The fact that Obama's high-profile budget speech was so light on specifics seems to support Packwood's fears that a grand bargain on the budget will be elusive.
But Huizenga and other GOP freshmen say they are there. They may not have the same bully pulpit as the president, but they are going on their own fiscal wake-up tours.
Huizenga made three promises during his campaign last fall and even printed them on T-shirts. Protect life. Create jobs. Stop spending.
He recently reached 30,000 people from his district during three telephone town hall meetings on the budget. He said two-thirds of the callers encouraged him to vote for the Ryan budget. "You have to say it a lot and you have to say it loud to make it sink in," he said about being upfront about entitlement woes.
So, after ending a recent phone conversation with me, Huizenga said his next call was to a Michigan hospital executive who had written urging the congressman to oppose proposed cuts to Medicaid.
"We have to budget for future generations," he said, "not the next election cycle."
Americans and budget priorities
Wall Street Journal/NBC News poll
What two items should be the top priority for the federal government • Job creation and economic growth - 56% • The deficit and government spending - 40% • Healthcare - 28% • National security and terrorism - 20% • Energy and the cost of gas - 20% • The wars in Iraq and Afghanistan - 13% • Immigration - 12%
Which of the following programs do you think could be cut significantly?
• Subsidies to build new nuclear power plants (Totally or mostly acceptable: 57% | Mostly or totally unacceptable: 40%) • Federal assistance to state governments (52% | 45%) • The Environmental Protection Agency (51% | 46%) • Medicare (23% | 76%) • Social Security (22% | 77%) • K through 12 education (22% | 77%)
Will it be necessary to cut Medicare to significantly reduce the deficit?
Yes: 18% | No: 54% | Not sure: 28%
Will it be necessary to cut Social Security to significantly reduce the deficit?
Yes: 22% | No: 49% | Not sure: 29%
If the deficit can't be eliminated by cutting wasteful spending, which of these do you favor?
Cut important programs: Feb. 2011 35% | June 1995 27%
Raise taxes: Feb. 2011 33% | June 1995 23%
Pulled into politics
Not long after giving one of his first speeches on the House floor, Rep. Bill Huizenga settled into a plush leather chair beside a fire in the lodge-like Speaker's Lobby located just off the House chamber. He then told me how his new title as congressman marks the pinnacle of a series of "Jonah moments."
As a high-school senior, Huizenga had no plans to go to college. He figured he'd work for the family business, maybe take some courses at the local community college, and enjoy the quiet life in Zeeland. But school counselors pushed him to Calvin College.
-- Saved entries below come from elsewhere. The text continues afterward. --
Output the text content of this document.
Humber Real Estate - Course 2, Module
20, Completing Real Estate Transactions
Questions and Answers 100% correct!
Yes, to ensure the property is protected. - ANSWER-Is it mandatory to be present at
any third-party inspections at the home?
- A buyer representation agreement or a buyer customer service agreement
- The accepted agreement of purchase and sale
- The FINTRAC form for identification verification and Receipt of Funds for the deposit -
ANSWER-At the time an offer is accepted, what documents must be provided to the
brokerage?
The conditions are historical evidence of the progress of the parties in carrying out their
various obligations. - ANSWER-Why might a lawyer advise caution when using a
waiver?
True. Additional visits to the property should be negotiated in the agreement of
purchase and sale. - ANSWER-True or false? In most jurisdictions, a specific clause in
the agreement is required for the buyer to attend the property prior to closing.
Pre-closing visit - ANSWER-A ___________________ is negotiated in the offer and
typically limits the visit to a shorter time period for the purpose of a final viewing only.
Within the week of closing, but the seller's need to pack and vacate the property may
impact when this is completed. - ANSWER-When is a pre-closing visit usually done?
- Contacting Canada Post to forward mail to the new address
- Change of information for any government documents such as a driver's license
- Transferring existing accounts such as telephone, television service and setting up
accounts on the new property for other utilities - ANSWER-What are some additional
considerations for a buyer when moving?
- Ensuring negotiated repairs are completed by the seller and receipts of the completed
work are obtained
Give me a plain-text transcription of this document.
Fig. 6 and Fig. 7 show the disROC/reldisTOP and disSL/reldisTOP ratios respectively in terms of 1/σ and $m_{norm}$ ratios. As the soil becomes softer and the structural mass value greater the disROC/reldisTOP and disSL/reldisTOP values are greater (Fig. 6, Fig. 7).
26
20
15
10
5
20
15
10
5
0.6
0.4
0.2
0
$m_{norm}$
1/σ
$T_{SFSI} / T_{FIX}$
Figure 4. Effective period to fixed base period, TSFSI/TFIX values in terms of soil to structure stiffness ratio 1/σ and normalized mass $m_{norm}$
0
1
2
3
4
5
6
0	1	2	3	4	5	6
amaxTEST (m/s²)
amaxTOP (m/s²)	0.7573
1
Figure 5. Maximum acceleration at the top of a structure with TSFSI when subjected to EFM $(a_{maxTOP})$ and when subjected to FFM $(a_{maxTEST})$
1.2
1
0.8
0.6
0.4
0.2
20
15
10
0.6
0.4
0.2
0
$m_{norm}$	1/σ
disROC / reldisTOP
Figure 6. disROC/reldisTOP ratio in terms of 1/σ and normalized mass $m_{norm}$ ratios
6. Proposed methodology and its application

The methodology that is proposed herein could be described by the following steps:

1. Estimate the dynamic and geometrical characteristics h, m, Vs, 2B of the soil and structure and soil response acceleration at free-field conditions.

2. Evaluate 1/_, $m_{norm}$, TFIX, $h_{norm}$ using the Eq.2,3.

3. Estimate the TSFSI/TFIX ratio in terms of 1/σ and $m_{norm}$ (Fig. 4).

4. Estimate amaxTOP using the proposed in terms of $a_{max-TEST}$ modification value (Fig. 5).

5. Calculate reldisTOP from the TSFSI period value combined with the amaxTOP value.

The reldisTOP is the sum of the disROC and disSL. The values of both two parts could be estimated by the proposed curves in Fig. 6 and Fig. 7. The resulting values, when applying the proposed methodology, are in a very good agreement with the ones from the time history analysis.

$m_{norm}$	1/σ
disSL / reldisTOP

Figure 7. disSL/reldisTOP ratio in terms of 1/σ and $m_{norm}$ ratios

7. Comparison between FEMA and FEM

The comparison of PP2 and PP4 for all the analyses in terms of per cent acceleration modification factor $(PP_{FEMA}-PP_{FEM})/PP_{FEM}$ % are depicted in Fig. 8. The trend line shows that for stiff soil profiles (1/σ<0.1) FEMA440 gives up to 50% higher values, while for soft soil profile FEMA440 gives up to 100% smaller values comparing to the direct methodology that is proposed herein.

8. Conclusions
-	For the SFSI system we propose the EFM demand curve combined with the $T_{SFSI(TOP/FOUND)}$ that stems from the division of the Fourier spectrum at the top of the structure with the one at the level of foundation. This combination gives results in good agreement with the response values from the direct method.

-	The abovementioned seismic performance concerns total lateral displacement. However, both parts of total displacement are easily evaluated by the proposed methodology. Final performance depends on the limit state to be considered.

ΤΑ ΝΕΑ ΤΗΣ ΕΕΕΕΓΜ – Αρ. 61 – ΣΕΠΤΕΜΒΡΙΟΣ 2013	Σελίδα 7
He began there as a business major, but his first political science class captivated him. When he tried to tell his advisor that he should remain a business major, the advisor pointed out how animated he got when talking about politics. Soon Huizenga was the chair of the college's Republican Club. He left school for a semester his senior year to intern at the Republican Study Committee in Washington.
After graduation Huizenga again resisted politics and settled on a path toward becoming a partner in a West Michigan real estate firm. When the Republicans took control of the House in 1994, Huizenga turned down a chance to move to Washington to work for his district's congressman, Pete Hoekstra.
Then two years later-with Huizenga edging closer to partner status at the firm-Hoekstra called again. This time he asked Huizenga out to lunch, and, after another initial rejection, Huizenga eventually signed on as the congressman's district director.
For six years, Huizenga traveled the district cultivating relationships. That work paid off in 2002 with election to the Michigan legislature-but his time in Lansing was frustrating, as Democratic Gov. Jennifer Granholm vetoed any conservative bill that managed to pass both chambers.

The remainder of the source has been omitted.